Sunday, January 8, 2017: 11:20 AM
Mile High Ballroom 1B (Colorado Convention Center)
Ethan Schrum, Azusa Pacific University
Philosopher Samuel Stumpf (1918-1998) is known primarily for his late career work, especially the bestselling philosophy textbook Socrates to Sartre. Yet his early career provides new insight into the waning years of the Protestant cultural establishment in the post-World War II United States, particularly how its thinkers sought religious renewal in public life and the university as a way to fortify liberal democracy in an era of fears about totalitarianism.

            Stumpf, an ethicist, spent the mid-1940s to the mid-1960s writing on the relationship of law, morality, and religion in a democratic society. This work ranged from descriptive studies of the U.S. Supreme Court, the Soviet legal system, and historical jurisprudential figures to constructive arguments about the inseparability of law and morality.   

            Stumpf’s work stood at the intersection of two intellectual movements among mainline Protestants. The first, centered at the University of Chicago Divinity School, argued for the essential role of left-wing Calvinism in creating modern liberal democracy. This tradition had patterned civil society after a non-hierarchical church conceived as a voluntary society of equals under law.

            The second movement centered on the relationship between Christianity and law. In this work, Stumpf argued that a theological approach to law could provide a corrective to legal positivism, especially through an “ethics of creative love.” He even invoked Augustine, natural law, and love against segregation six years before King’s Letter from a Birmingham Jail.

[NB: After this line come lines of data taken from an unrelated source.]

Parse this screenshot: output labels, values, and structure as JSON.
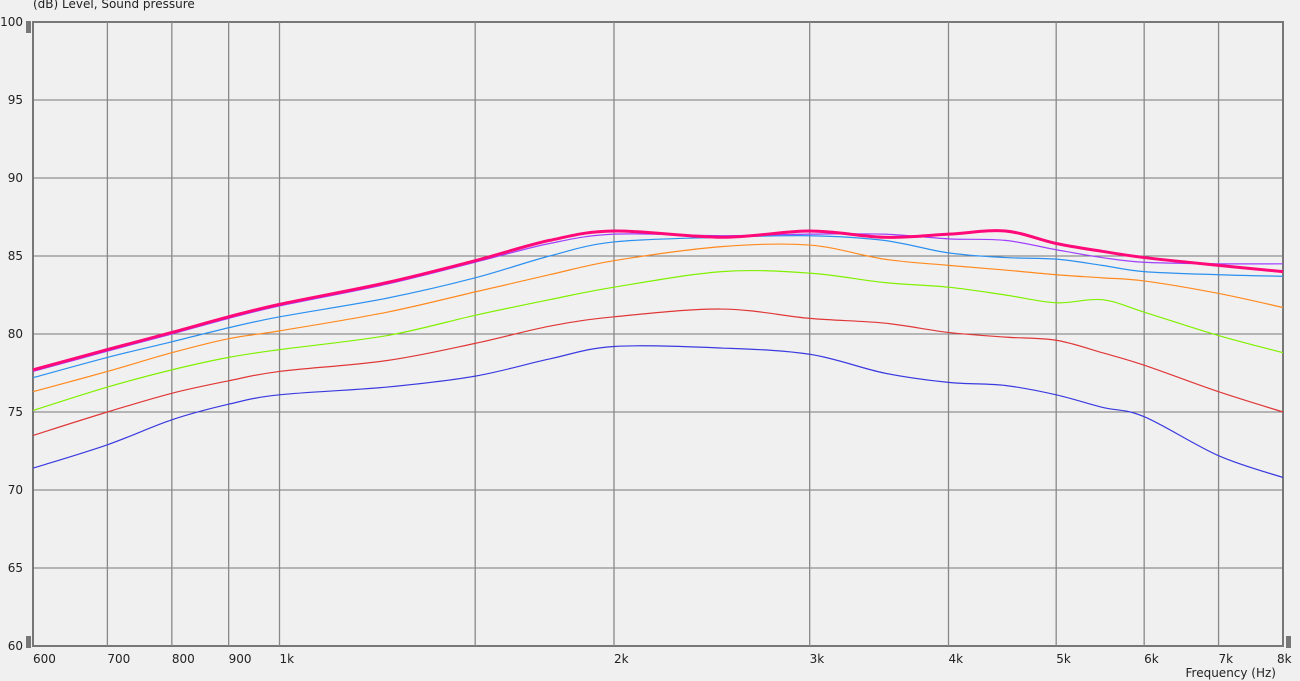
{
  "chart_data": {
    "type": "line",
    "title": "(dB)  Level, Sound pressure",
    "ylabel": "",
    "xlabel": "Frequency  (Hz)",
    "x_scale": "log",
    "xlim": [
      600,
      8000
    ],
    "ylim": [
      60,
      100
    ],
    "grid": true,
    "y_ticks": [
      100,
      95,
      90,
      85,
      80,
      75,
      70,
      65,
      60
    ],
    "x_ticks": [
      {
        "value": 600,
        "label": "600"
      },
      {
        "value": 700,
        "label": "700"
      },
      {
        "value": 800,
        "label": "800"
      },
      {
        "value": 900,
        "label": "900"
      },
      {
        "value": 1000,
        "label": "1k"
      },
      {
        "value": 1500,
        "label": ""
      },
      {
        "value": 2000,
        "label": "2k"
      },
      {
        "value": 3000,
        "label": "3k"
      },
      {
        "value": 4000,
        "label": "4k"
      },
      {
        "value": 5000,
        "label": "5k"
      },
      {
        "value": 6000,
        "label": "6k"
      },
      {
        "value": 7000,
        "label": "7k"
      },
      {
        "value": 8000,
        "label": "8k"
      }
    ],
    "x": [
      600,
      700,
      800,
      900,
      1000,
      1250,
      1500,
      1750,
      2000,
      2500,
      3000,
      3500,
      4000,
      4500,
      5000,
      5500,
      6000,
      7000,
      8000
    ],
    "series": [
      {
        "color": "#3a3ae0",
        "width": 1.2,
        "values": [
          71.4,
          72.9,
          74.5,
          75.5,
          76.1,
          76.6,
          77.3,
          78.4,
          79.2,
          79.1,
          78.7,
          77.5,
          76.9,
          76.7,
          76.1,
          75.3,
          74.7,
          72.2,
          70.8
        ]
      },
      {
        "color": "#e03838",
        "width": 1.2,
        "values": [
          73.5,
          75.0,
          76.2,
          77.0,
          77.6,
          78.3,
          79.4,
          80.5,
          81.1,
          81.6,
          81.0,
          80.7,
          80.1,
          79.8,
          79.6,
          78.8,
          78.0,
          76.3,
          75.0
        ]
      },
      {
        "color": "#80f000",
        "width": 1.2,
        "values": [
          75.1,
          76.6,
          77.7,
          78.5,
          79.0,
          79.9,
          81.2,
          82.2,
          83.0,
          84.0,
          83.9,
          83.3,
          83.0,
          82.5,
          82.0,
          82.2,
          81.4,
          79.9,
          78.8
        ]
      },
      {
        "color": "#ff8a20",
        "width": 1.2,
        "values": [
          76.3,
          77.6,
          78.8,
          79.7,
          80.2,
          81.4,
          82.7,
          83.8,
          84.7,
          85.6,
          85.7,
          84.8,
          84.4,
          84.1,
          83.8,
          83.6,
          83.4,
          82.6,
          81.7
        ]
      },
      {
        "color": "#2b90f0",
        "width": 1.2,
        "values": [
          77.2,
          78.5,
          79.5,
          80.4,
          81.1,
          82.3,
          83.6,
          85.0,
          85.9,
          86.2,
          86.3,
          86.0,
          85.2,
          84.9,
          84.8,
          84.4,
          84.0,
          83.8,
          83.7
        ]
      },
      {
        "color": "#a040ff",
        "width": 1.2,
        "values": [
          77.6,
          78.9,
          80.0,
          81.0,
          81.8,
          83.2,
          84.6,
          85.8,
          86.4,
          86.3,
          86.4,
          86.4,
          86.1,
          86.0,
          85.4,
          84.9,
          84.6,
          84.5,
          84.5
        ]
      },
      {
        "color": "#ff0a78",
        "width": 3,
        "values": [
          77.7,
          79.0,
          80.1,
          81.1,
          81.9,
          83.3,
          84.7,
          86.0,
          86.6,
          86.2,
          86.6,
          86.2,
          86.4,
          86.6,
          85.8,
          85.3,
          84.9,
          84.4,
          84.0
        ]
      }
    ]
  }
}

            While participating in these movements, Stumpf chaired Vanderbilt University’s Department of Philosophy, work that included creating a Ph.D. program. Chancellor Harvie Branscomb promoted the department as integral to one of his three major goals for Vanderbilt—transmitting cultural heritage and spiritual values. The paper probes this project and its awkward relation to Branscomb’s other goals, promoting economic development and internationalizing the university, which were more typical in postwar higher education.